Hi, My tax preparer has made some mistakes and the return has been filed. Now he is not picking my phone and not replying to my emails. Is there a forum where I can make complain against my tax preparer’s unprofessional behaviour?

Aaron Broverman says:

Hi Santa,
I would complain to a professional association for Canadian chartered accountants. I don’t know where you are located but CPA Ontario is also a regulator that handles complaints, so if you are in that province, go there and if you’re not, find your provincial counterpart.

Barb says:

Thank you for that article. How would you go about no advice given by the accountant?

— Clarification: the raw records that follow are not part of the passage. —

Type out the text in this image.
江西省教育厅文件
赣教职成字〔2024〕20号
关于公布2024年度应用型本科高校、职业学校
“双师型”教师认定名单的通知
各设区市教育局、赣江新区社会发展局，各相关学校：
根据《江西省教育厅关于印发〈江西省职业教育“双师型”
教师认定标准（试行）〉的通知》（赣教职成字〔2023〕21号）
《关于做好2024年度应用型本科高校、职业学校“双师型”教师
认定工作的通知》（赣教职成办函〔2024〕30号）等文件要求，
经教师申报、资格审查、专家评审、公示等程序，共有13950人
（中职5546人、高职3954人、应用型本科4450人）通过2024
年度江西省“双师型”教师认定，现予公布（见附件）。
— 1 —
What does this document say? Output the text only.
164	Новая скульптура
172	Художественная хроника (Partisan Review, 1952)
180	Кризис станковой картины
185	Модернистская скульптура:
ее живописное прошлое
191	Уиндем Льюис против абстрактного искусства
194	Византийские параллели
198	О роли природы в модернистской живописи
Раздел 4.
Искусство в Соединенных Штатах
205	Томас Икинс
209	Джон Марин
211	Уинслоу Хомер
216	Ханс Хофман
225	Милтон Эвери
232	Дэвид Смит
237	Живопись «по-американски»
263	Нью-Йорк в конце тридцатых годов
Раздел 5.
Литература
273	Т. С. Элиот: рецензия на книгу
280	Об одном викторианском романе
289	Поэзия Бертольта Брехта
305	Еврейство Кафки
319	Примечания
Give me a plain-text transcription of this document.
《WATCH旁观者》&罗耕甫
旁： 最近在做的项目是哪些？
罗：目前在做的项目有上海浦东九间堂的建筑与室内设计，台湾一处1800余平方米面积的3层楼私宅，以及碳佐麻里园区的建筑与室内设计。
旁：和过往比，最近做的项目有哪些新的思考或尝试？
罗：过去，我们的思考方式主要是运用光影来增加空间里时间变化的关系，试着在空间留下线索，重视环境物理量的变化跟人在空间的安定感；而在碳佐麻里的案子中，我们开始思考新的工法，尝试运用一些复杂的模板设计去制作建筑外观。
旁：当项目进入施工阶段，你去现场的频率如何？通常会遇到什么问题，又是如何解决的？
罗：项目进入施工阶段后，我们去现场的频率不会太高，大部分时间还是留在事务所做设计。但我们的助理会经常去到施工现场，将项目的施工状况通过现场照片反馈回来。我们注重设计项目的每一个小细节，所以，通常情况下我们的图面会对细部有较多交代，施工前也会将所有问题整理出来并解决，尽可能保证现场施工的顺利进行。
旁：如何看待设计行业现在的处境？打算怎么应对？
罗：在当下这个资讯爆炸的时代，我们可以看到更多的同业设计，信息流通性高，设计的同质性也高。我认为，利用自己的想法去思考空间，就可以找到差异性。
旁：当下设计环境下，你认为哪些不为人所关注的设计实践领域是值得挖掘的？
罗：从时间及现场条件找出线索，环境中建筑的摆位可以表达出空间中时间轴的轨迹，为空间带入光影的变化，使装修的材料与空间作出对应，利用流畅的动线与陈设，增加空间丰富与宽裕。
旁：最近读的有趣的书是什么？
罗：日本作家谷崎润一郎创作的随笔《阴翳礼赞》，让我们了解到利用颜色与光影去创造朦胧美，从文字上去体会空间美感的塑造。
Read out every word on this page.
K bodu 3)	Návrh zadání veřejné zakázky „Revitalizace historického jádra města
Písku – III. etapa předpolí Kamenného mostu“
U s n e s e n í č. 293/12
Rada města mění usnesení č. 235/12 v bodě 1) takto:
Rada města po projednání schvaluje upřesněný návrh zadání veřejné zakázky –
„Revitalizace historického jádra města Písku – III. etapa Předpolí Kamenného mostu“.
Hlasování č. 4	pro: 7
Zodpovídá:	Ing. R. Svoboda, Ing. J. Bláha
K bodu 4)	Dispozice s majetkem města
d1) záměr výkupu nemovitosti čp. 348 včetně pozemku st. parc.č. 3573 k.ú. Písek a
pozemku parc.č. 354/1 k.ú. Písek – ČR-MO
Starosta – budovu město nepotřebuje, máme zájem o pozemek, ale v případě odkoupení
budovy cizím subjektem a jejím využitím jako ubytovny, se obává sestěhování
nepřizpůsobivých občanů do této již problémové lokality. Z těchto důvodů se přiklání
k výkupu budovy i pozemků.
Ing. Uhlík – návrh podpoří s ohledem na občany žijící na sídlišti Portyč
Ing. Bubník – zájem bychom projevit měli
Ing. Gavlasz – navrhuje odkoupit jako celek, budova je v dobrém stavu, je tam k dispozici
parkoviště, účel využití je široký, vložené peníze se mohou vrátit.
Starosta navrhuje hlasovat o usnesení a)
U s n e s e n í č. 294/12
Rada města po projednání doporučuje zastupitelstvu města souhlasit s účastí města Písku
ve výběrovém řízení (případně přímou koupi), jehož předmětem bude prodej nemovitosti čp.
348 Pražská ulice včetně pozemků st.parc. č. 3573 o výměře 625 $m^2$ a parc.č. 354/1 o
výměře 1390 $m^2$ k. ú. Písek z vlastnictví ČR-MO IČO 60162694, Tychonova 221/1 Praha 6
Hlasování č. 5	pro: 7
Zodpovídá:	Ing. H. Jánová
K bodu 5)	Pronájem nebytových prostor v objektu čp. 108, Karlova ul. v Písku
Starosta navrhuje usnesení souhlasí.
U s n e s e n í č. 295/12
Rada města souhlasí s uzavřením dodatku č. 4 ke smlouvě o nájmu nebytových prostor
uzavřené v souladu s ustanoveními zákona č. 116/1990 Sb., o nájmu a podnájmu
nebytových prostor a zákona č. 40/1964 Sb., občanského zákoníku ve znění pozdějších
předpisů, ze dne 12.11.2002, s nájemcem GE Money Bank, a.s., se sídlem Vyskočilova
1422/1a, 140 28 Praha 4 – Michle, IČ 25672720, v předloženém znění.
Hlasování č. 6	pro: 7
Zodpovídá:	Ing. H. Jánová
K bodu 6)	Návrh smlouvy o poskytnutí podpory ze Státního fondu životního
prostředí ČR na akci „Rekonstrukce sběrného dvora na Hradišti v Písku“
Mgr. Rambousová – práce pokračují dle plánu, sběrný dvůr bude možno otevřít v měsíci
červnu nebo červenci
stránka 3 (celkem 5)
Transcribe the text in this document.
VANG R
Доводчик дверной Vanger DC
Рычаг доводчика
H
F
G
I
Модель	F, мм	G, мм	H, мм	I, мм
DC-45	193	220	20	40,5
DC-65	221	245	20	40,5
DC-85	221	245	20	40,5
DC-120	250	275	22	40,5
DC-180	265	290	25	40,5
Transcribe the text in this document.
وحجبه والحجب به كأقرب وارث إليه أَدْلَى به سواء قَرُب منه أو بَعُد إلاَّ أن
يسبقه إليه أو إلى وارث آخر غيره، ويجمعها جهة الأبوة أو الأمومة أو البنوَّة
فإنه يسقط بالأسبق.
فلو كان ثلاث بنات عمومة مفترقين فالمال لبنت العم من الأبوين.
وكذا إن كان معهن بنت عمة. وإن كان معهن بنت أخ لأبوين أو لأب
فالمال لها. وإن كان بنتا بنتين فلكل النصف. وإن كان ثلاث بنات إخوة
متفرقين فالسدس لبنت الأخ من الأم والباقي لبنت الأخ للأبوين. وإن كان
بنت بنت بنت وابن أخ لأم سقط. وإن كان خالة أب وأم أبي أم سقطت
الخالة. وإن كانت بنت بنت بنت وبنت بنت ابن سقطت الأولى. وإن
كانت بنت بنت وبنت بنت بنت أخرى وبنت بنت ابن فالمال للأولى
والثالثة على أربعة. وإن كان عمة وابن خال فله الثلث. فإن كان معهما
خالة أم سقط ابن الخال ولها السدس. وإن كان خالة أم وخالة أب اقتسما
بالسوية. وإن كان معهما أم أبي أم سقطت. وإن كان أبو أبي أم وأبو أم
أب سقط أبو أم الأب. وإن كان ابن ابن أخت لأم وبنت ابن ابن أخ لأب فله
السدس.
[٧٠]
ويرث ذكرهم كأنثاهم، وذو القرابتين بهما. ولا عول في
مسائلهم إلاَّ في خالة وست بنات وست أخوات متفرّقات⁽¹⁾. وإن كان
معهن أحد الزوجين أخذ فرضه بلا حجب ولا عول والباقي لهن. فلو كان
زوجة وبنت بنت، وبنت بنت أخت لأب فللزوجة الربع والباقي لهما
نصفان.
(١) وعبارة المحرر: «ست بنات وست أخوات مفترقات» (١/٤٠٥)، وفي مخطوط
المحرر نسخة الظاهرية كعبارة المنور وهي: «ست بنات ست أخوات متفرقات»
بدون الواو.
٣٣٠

It resulted in me having to pay taxes that I wouldn’t have to pay if they advised me correctly. (I am filing in two countries and one position could have simply been filed in my home country to avoid potential issues in CA).
I want them to acknowledge their mistake and cover the cost that I am now faced with. I cannot adjust the return in my home country anymore. Thanks.

Aaron Broverman says:

Hi Barb,
First, switch accountants but you can also file a complaint with any professional association they belong to such as the CPA Canada organization in your province. This will raise awareness at least that this particular accountant was not doing his job on your behalf.

Rena Rogers says:

There doesn’t seem to be any information specifically about RRIF’s & drawdowns when one partner becomes serious ill. Fo example, I decided to make a withdrawl from my RRiF (due to the facts
presented at that time) in order to use the shared income option with my husband. I did this to prevent a heavy tax burden if I was left holding my RRIF without that sharing option. Moreover,to make matters worse, their is no provision for this with the CRA when people are in such situations and forced to make costly decisions. My partner is doing much better now yet we made this drastic move without recourse. It’s these type of dilemas that need more attention in my opinion.

Aaron Broverman says:

Hi Rena,
I’m sorry you had to go through that and I’m glad your partner is doing better. This article was meant more for a general audience as far as what happens if your accountant screws up. However, your situation is a great idea to potentially look into for another article, especially if the information on your circumstance from the actual CRA is limited.